Once we were climbing up the bridge and heading towards the south side of town, it occurred to me I might have neglected to offer the blond guy my phone number. The imbroglio mixture of power in the alcohol and his blinding charms must have murdered my mental checklist of proper dating procedure. (Like that list has ever worked for me, I should just burn it and chant “death to dating” anyway.) It all happened so fast, I was way more focused on playing with him in the moment than scheming to see him naked and gagged in the future. All in kinky time.
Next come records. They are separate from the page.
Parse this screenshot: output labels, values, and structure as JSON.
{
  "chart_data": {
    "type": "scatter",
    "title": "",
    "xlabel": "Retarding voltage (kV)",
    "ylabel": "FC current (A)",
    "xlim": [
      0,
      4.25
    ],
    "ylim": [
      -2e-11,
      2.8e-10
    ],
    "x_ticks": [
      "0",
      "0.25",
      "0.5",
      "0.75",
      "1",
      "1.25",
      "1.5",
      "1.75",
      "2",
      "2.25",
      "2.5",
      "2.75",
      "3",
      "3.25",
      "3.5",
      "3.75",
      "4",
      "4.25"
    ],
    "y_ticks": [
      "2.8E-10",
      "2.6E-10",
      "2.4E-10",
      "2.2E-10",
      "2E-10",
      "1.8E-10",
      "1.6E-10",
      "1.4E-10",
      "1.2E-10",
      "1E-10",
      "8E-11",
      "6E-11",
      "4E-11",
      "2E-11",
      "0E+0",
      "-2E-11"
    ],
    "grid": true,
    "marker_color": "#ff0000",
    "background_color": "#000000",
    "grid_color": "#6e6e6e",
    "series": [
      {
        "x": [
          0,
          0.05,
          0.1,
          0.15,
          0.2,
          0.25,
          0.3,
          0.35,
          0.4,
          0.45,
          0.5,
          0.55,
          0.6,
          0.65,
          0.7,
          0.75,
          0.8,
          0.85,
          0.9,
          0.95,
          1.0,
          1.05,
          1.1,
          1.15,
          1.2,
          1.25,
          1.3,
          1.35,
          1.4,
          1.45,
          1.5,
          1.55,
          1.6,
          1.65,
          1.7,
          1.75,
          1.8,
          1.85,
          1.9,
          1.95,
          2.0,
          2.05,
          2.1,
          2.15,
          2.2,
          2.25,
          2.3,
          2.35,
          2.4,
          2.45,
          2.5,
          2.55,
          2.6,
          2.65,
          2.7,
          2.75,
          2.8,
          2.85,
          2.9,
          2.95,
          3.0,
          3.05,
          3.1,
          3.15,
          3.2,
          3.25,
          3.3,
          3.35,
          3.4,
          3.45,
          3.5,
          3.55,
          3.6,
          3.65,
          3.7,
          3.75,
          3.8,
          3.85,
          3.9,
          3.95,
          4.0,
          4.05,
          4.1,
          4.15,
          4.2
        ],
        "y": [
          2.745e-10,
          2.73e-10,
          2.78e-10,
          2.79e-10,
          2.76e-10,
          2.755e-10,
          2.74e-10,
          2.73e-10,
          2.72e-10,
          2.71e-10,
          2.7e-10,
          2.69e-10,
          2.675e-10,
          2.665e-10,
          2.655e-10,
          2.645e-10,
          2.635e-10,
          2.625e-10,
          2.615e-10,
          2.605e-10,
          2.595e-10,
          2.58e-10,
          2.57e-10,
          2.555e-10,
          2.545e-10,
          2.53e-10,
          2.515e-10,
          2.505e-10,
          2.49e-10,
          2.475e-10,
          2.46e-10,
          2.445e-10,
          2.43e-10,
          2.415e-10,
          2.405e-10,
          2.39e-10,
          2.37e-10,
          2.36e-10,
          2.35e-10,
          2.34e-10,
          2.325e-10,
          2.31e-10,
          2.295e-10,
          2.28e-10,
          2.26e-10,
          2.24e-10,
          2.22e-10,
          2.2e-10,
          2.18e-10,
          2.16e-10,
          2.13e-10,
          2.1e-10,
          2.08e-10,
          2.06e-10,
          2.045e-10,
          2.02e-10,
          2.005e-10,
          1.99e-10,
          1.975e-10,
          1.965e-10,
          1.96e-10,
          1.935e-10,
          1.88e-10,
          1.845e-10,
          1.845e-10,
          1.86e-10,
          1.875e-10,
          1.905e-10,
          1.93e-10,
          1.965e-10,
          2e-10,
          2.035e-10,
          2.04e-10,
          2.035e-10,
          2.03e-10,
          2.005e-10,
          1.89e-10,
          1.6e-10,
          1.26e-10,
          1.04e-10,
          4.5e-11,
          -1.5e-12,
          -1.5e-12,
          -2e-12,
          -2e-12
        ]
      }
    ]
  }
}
I woke up the following morning with a screaming screwdriver of a headache. The blond was the first person I thought of. My next thought was that I had no way of ever communicating with him again. This made me immediately sad, bloated with regret, and choking on the fucking “what ifs?” What if what Jessica? What if you had given him your number and he’d become just another dude to try to sleep with you only to lose interest and vanish from your life two months later? I thought harshly, but reasonably. That thought was more of a probable certainty than the conclusive uncertainty over whether I would ever see him again.
As the months flew by, I began to believe the mystery blond was nothing more than a tipsy mirage. Maybe life is just a tipsy mirage.